The Shift Away from Full Retail Net Metering

As solar adoption has grown, utilities and regulators in many states have reassessed net metering structures. The core debate centers on cost allocation: critics argue that full retail net metering shifts grid maintenance costs to non-solar customers, while supporters maintain that solar provides grid benefits that justify the credit structure.

As of 2026, net metering reforms have taken various forms:

  • Reduced export rates: Some states now credit exports at wholesale or avoided cost rates rather than retail rates
  • Time-of-use valuation: Export credits vary by time of day, with higher values during peak demand periods
  • Fixed charges: Additional monthly fees for solar customers to cover grid access
  • Net billing: Instantaneous netting with separate treatment of imports and exports

California's NEM 3.0

California's Net Billing Tariff (commonly called NEM 3.0), implemented in April 2023, represents one of the most significant net metering reforms nationally. The policy substantially reduced the value of exported solar electricity, particularly during midday hours when solar production peaks but grid demand is lower.

Under NEM 3.0, export values are based on "avoided cost" calculations that vary by hour and month. Midday export values may be only a fraction of the retail electricity rate, while export values during evening peak hours remain higher. This structure creates strong incentives for self-consumption and battery storage.

For California solar customers interconnected under earlier NEM versions, the legacy tariff typically remains in effect for a specified period (often 20 years from interconnection), protecting the economics of existing installations.

Impact on Solar Economics

Net metering policy changes affect solar economics in several ways. In states with reduced export compensation, the value of a solar installation depends more heavily on self-consumption - directly using solar electricity rather than exporting it. This shifts optimal system sizing toward matching household consumption rather than maximizing generation.

Key economic considerations under reformed net metering include:

  • Self-consumption value: Electricity used directly from solar avoids retail electricity purchase, retaining full value
  • Export value: Excess generation receives reduced compensation, affecting system payback
  • Time-of-use alignment: Value depends on when solar produces relative to rate periods
  • Battery storage value: Storing solar for use during peak rate periods captures higher value

The Role of Battery Storage

Battery storage has become increasingly important under reformed net metering structures. By storing excess solar generation during the day and using or exporting it during peak rate periods, batteries can significantly improve the economics of solar installations.

In California under NEM 3.0, batteries can shift solar energy from low-value midday hours to high-value evening peak hours, capturing the value differential. Combined with the federal Investment Tax Credit and state programs like SGIP, battery storage has become a standard component of new California solar installations.

State-by-State Variation

Net metering policies vary significantly by state. As of 2026, some states retain favorable full retail net metering, while others have implemented various reforms. Policy continues to evolve, with ongoing regulatory proceedings in many jurisdictions.

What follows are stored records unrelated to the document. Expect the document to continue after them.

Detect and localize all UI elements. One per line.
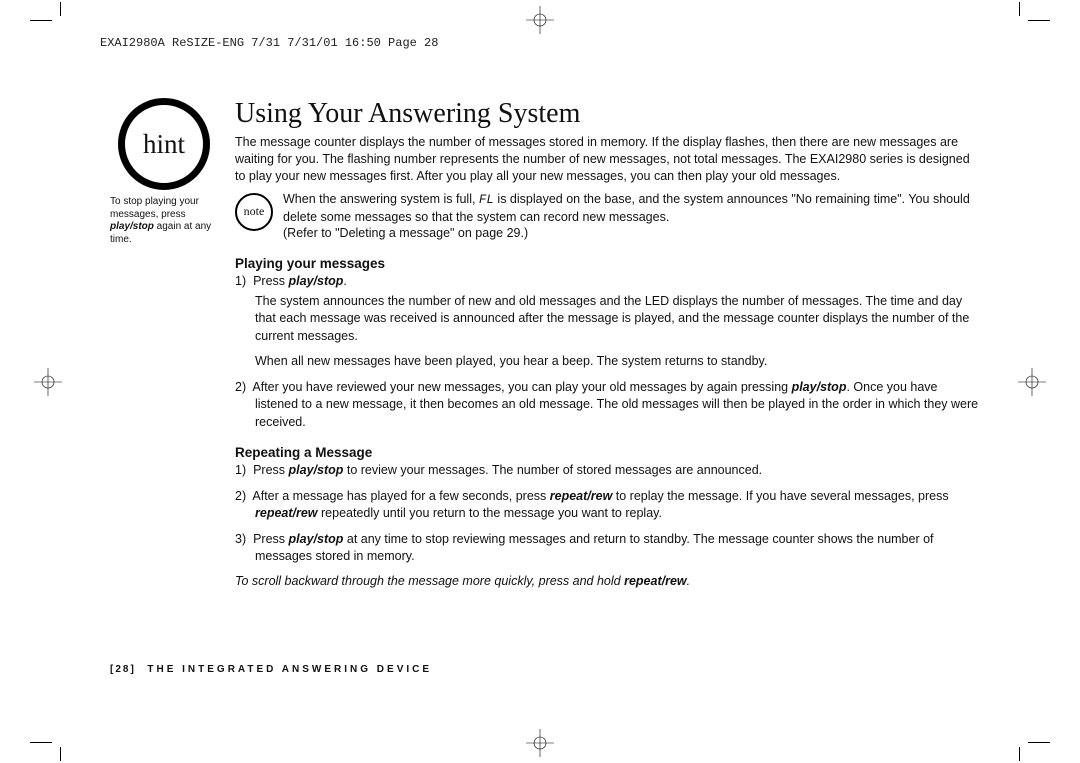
footer-label: THE INTEGRATED ANSWERING DEVICE — [147, 664, 432, 675]
registration-left-icon — [34, 368, 62, 396]
repeating-step-1: Press play/stop to review your messages.… — [235, 462, 980, 480]
repeating-steps: Press play/stop to review your messages.… — [235, 462, 980, 566]
intro-paragraph: The message counter displays the number … — [235, 134, 980, 185]
playing-steps: Press play/stop. The system announces th… — [235, 273, 980, 431]
heading-playing: Playing your messages — [235, 256, 980, 271]
playing-step-1-p2: When all new messages have been played, … — [255, 353, 980, 371]
playing-step-1-p1: The system announces the number of new a… — [255, 293, 980, 346]
page-footer: [28] THE INTEGRATED ANSWERING DEVICE — [110, 664, 432, 675]
note-line1a: When the answering system is full, — [283, 192, 479, 206]
repeating-step-2: After a message has played for a few sec… — [235, 488, 980, 523]
hint-text: To stop playing your messages, press pla… — [110, 196, 215, 246]
note-badge-icon: note — [235, 193, 273, 231]
page-content: hint To stop playing your messages, pres… — [110, 98, 980, 588]
footer-page: [28] — [110, 664, 136, 675]
repeating-step-3: Press play/stop at any time to stop revi… — [235, 531, 980, 566]
hint-text-pre: To stop playing your messages, press — [110, 196, 199, 220]
note-fl: FL — [479, 193, 494, 207]
page-title: Using Your Answering System — [235, 98, 980, 130]
heading-repeating: Repeating a Message — [235, 445, 980, 460]
registration-top-icon — [526, 6, 554, 34]
hint-sidebar: hint To stop playing your messages, pres… — [110, 98, 220, 246]
registration-right-icon — [1018, 368, 1046, 396]
main-column: Using Your Answering System The message … — [235, 98, 980, 588]
scroll-tip: To scroll backward through the message m… — [235, 574, 980, 588]
note-body: When the answering system is full, FL is… — [283, 191, 980, 243]
print-slug: EXAI2980A ReSIZE-ENG 7/31 7/31/01 16:50 … — [100, 36, 438, 50]
playing-step-1: Press play/stop. The system announces th… — [235, 273, 980, 371]
note-block: note When the answering system is full, … — [235, 191, 980, 243]
note-line2: (Refer to "Deleting a message" on page 2… — [283, 226, 528, 240]
hint-text-ps: play/stop — [110, 221, 154, 232]
playing-step-2: After you have reviewed your new message… — [235, 379, 980, 432]
hint-badge-icon: hint — [118, 98, 210, 190]
registration-bottom-icon — [526, 729, 554, 757]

Prospective solar customers should understand the specific net metering or net billing rules in their state and utility territory before making installation decisions. Grandfathering provisions for existing net metering tariffs may also affect timing considerations for those considering solar.

Looking Forward

Despite net metering policy changes, solar remains economically viable in most markets. The combination of declining equipment costs, ongoing federal tax credits, and the value of self-consumption continues to support positive economics. Understanding local policies and designing systems appropriately - potentially including battery storage - helps ensure solar investments deliver expected value.